One focus of research is lignin, a compound in a plant’s secondary cell walls. Lignin provides resistance to various insects and pathogens. So, Louis says, research can explore ways to “improve those compounds in those plants that don't have that much lignin, to enhance the resistance.”
Results from these projects, Louis says, “have global benefits to science and society at large. They are helping to clarify the nature of the ongoing and important coevolutionary arms race between plants and herbivorous insects, for both sucking and chewing insects, that shapes ecosystems and influences the success of establishment for invasive pests. Understanding the innate plant immune mechanisms that confer resistance to agricultural pests can allow us to simultaneously reduce our dependence on toxic pesticides and enhance overall food security.”

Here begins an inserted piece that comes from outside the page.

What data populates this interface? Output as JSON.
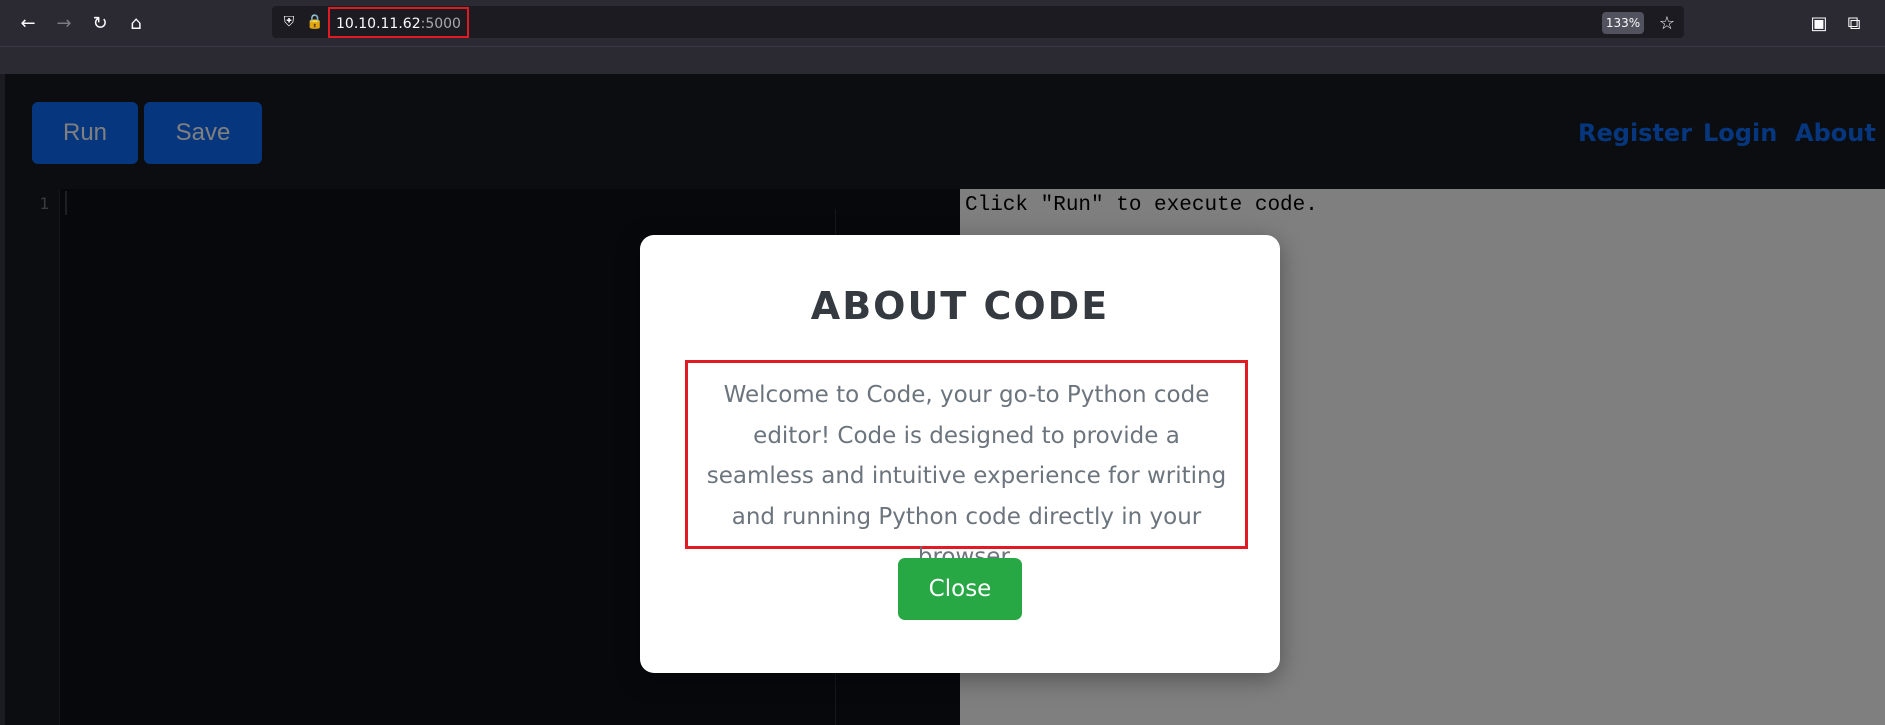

Louis received his B.S. in agriculture from Kerala Agricultural University in Thrissur, India. His central interest in those years was plant biology, but when studying for his master’s degree at Kansas State University, he participated in a program on plant-insect interactions, and that has spurred his ongoing desire to pursue the topic in depth. After receiving an M.S. in entomology from Kansas State, he earned a Ph.D. in molecular biology from the University of North Texas. He did postdoctoral work in plant molecular biology and entomology at Penn State University.
He served in 2018 as the chair of the Plant-Insect Ecosystems Awards Committee for the Entomological Society of America (ESA), chair as the Program Committee for the 2018 North Central Branch-ESA meeting, and has been associate editor/subject editor for several plant-microbe/insect interaction journals.
Louis pursues a variety of educational outreach efforts. He works with Lincoln teachers to boost student awareness of plant’s interaction with insects . As part of his outreach to underrepresented students, he has developed a “Visits by Scientist” program in collaboration with Culler Middle School, one of the most diverse public schools in Lincoln. He also trains undergraduate students from the University of Texas Rio Grande Valley, most of whose students are Hispanic. That program involves a 10-week annual residential summer research experience for students, who work on a specific project in plant stress physiology.
Such outreach is crucial in expanding opportunity and boosting the training of the next generation of scientists, Louis says: “That's very critical for me. We need to serve not just the students here but also students who are really underrepresented and don't have that opportunity otherwise."
Louis says, “kudos also goes to the present and past members of the lab for their great work, excellent support given by collaborators, mentors, and colleagues, and Eberhard family for recognizing this work and making this professorship possible.”